In October 2016, Li co-founded Bluepha for the industrial production of PHAs with Zhang Haoqian, another scientist with a PhD in systems and synthetic biology from Peking University. The startup completed an eight-month pilot for its first-generation microorganism strain in Shandong province at the end of 2017. 

Commercial production began in 2018 using proprietary SynBio technologies designed to speed up microbe reproduction and boost the efficiency of PHA extraction and purification. This enabled Bluepha to produce a steady supply of high-performance PHA plastic.

Since it started PHA production, Bluepha has earned 8-digit RMB revenue every year with annual growth rates of 30%. According to Li, the company has received letters of intent for orders from around 30 clients, but is currently unable to fulfill all the orders due to limited production capacity. 
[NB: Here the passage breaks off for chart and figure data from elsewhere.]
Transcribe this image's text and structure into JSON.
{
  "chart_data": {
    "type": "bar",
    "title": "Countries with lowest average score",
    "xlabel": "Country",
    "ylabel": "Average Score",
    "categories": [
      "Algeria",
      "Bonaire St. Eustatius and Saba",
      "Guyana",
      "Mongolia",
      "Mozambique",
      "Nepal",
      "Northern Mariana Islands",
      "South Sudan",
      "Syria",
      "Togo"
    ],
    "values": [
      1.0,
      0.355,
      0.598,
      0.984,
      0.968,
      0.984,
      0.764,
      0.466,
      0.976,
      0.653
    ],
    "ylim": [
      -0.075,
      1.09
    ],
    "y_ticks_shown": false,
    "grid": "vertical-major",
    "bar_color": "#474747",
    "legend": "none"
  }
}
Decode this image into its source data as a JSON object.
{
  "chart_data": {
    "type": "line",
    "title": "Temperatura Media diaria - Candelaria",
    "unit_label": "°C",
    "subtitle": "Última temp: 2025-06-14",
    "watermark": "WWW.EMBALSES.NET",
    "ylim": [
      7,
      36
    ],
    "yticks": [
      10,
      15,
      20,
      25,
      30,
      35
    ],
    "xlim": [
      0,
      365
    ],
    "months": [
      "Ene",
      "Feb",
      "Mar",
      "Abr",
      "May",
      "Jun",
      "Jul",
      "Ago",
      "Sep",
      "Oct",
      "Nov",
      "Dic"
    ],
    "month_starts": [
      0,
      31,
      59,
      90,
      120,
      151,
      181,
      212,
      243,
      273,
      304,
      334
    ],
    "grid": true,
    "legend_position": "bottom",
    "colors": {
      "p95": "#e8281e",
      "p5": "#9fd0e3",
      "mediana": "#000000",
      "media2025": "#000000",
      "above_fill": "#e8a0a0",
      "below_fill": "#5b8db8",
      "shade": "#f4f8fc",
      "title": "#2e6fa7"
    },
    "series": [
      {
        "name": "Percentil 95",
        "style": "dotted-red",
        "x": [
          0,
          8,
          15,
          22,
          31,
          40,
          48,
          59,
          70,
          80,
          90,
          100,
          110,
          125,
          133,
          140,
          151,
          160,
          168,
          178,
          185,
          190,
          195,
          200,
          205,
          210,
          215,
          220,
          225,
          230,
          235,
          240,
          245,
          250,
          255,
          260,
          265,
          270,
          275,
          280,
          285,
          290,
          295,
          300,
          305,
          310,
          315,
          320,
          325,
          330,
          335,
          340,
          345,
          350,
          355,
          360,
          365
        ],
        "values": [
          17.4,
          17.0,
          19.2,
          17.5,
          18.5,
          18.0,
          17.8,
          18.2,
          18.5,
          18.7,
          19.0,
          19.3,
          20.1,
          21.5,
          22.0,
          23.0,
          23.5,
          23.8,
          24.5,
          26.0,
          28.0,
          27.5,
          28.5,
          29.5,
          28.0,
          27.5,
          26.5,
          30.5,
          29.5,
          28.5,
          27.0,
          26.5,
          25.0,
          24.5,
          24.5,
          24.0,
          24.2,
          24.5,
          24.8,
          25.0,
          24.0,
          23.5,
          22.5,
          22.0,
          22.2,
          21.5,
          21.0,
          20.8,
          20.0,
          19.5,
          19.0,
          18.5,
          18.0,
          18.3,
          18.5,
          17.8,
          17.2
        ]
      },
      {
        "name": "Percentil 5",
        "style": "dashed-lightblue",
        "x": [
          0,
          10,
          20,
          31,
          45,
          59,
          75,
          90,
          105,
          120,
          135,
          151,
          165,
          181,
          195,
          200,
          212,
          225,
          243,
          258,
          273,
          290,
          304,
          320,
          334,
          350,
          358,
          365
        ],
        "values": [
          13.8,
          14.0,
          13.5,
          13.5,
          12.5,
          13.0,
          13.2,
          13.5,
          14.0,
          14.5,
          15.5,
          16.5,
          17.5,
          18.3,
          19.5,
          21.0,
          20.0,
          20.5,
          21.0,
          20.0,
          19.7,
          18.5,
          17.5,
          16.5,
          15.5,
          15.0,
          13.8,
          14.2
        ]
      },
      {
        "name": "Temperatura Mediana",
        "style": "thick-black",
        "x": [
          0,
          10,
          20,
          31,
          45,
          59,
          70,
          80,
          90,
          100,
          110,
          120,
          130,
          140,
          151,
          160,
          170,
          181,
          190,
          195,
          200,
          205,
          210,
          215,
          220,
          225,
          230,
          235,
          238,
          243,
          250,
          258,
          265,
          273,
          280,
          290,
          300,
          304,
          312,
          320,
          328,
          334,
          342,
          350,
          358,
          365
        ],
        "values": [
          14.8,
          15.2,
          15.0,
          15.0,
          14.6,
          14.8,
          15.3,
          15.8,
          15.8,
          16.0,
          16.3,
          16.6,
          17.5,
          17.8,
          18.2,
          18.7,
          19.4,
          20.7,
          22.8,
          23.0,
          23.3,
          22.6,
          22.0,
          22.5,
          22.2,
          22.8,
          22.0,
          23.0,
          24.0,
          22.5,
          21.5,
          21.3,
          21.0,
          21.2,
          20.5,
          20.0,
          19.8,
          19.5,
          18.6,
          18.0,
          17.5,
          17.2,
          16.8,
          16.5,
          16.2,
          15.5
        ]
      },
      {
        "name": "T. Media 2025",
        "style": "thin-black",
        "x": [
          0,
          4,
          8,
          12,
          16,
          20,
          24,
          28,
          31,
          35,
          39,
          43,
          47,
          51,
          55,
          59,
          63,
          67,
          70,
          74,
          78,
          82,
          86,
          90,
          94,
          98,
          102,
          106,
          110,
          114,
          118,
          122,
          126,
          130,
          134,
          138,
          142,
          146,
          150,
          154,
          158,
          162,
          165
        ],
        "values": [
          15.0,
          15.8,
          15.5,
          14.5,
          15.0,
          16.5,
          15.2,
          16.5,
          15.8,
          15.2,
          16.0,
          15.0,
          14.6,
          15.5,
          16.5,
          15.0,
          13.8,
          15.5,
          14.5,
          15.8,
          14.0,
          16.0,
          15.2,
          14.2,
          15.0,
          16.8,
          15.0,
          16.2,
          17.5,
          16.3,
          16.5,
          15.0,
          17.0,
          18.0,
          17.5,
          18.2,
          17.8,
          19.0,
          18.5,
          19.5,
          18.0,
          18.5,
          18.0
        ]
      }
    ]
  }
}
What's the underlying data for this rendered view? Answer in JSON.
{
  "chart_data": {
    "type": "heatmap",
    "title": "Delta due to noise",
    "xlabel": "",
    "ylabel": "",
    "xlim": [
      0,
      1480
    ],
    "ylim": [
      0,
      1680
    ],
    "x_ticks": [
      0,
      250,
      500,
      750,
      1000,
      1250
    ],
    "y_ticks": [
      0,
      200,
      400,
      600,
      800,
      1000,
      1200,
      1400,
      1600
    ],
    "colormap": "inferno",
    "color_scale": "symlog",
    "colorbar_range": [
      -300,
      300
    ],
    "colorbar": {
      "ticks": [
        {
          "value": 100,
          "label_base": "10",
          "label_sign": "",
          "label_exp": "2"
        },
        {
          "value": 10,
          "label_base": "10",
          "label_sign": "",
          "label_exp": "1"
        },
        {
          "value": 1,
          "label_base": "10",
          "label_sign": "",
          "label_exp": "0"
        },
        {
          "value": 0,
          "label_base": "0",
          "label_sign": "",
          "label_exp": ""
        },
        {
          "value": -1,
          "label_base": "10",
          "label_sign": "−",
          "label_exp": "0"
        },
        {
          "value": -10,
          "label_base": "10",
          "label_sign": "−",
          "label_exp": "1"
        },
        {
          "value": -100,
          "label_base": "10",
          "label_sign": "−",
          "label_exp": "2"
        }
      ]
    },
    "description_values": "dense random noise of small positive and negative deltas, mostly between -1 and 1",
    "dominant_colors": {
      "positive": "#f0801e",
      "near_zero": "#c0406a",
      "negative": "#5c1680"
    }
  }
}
Before the latest Series B funding, Bluepha had clinched four funding rounds from Leaguer Venture Capital, Frees Fund, TusPark Ventures and Green Pine Capital Partners. The company won the Future Planet Award for Sustainable Growth in 2017 and, in October 2020, was a finalist for the DBS Foundation Social Impact Prize.

Currently, Bluepha manufactures PHA powder or particles for use as raw materials by FMCG and F&B companies. “We will focus on this and leave developing products for specific applications to downstream companies,” Li said.

Building SynBio communities

It was by chance that co-founders Li and Zhang met in 2010 at the International Genetically Engineered Machine (iGEM) Giant Jamboree, a synthetic biology competition, where they were leading teams from their respective universities. Both teams won gold medals and they have remained close friends. Besides Li and Zhang, there are other iGEM winners on Bluepha’s team. R&D staff account for half of its 100 employees. 

In 2017, several local universities and high schools approached Bluepha for help to prepare their students for the annual iGEM competition. “We are very familiar with the competition and of great influence in this field,” Li said. "We can help to build a synthetic biology community which is still in a nascent stage in China.”

The company now has a STEM education spin-off called Bluepha Lab, which also provides customized courses and lab services as well as other education products, such as short-term study tours. “We bring the students to an environment with a high level of biodiversity where they can take some samples for analysis to discover new microorganisms or do gene sequencing.”

Besides monetizing Bluepha’s R&D capability, Bluepha Lab has increased public awareness of synthetic biology. “Most of the students we have come from international schools and many of their parents are influential figures from all walks of life, [including] the capital market,” Li said. “It’s important for us," he added.

Bluepha has remained focused on being an R&D engine for biomanufacturing. The company is building a SynBio R&D automation platform called Holog to speed up the design and testing of microbes and develop novel bio-based molecules and materials for use in more applications in pharmacy, environment protection and food tech.

“We aim to help replace fossil carbon, including plastics, fuels, textiles and chemicals with biocarbon,” Li said. “It’s important to facilitate the transformation, especially in China, which is the world’s biggest manufacturer and where we can make a difference for the whole world.”